Comment 6 Duncan Murdoch 2014-11-16 13:35:25 UTC
This change caused several packages to fail their tests, and has been backed out.  We're discussing what to do next.
Comment 7 Pat O'Reilly 2014-11-21 13:37:14 UTC
Duncan,

I tried your fix and I think it is incorrect.

    f <- ~ -1 + Petal.Length*Species

    attr(terms(f, data=iris), "factors")
    #             Petal.Length Species Petal.Length:Species
    #Petal.Length            2       0                    1
    #Species                 0       1                    1

Since Species is the first factor, this needs to be coded with dummy variables.

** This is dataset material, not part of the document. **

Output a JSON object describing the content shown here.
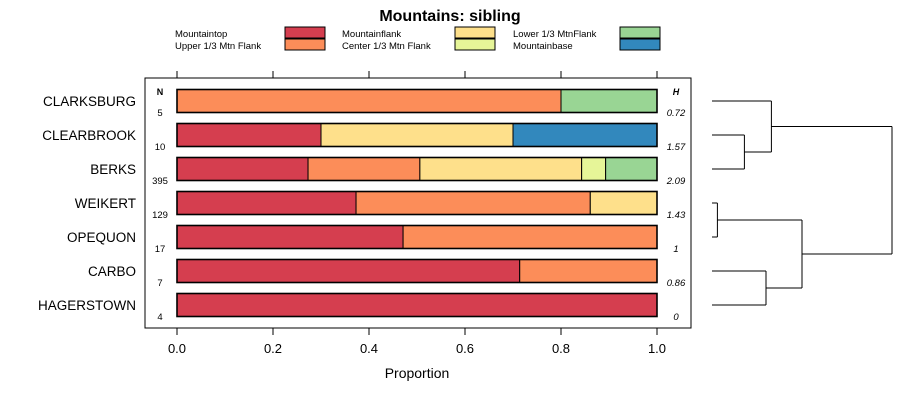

The modelmatrix function works because although it uses a terms object to build the design matrix, it fixes the factors pattern matrix first.

Line 451 in model.c:

    /* If there is no intercept we look through the factor pattern */
    /* matrix and adjust the code for the first factor found so that */
    /* it will be coded by dummy variables rather than contrasts. */

    if (!intrcept) {
        for (j = 0; j < nterms; j++) {
            for (i = risponse; i < nVar; i++) {
                if (INTEGER(nlevs)[i] > 1
                && INTEGER(factors)[i + j * nVar] > 0) {
                    INTEGER(factors)[i + j * nVar] = 2;
                    goto alldone;
                }
            }
        }
    }
Comment 8 Duncan Murdoch 2014-11-21 19:44:20 UTC
Pat:  What change did you try?  Currently there are no changes to the code in R-devel or R-patched, as noted in comment 6.  R-devel currently has updated documentation to explain the current behaviour, but the behaviour hasn't changed from earlier code.
Comment 9 Pat O'Reilly 2014-11-21 22:05:22 UTC
Duncan, I found your fix on github:

https://github.com/wch/r-source/blob/5722f120a941741a710ed965d90ddb41d03db9d2/src/library/stats/src/model.c

Would it be a correct assessment to say that the no-intercept adjustment currently in the modelmatrix function should really be in either termcode or termsform?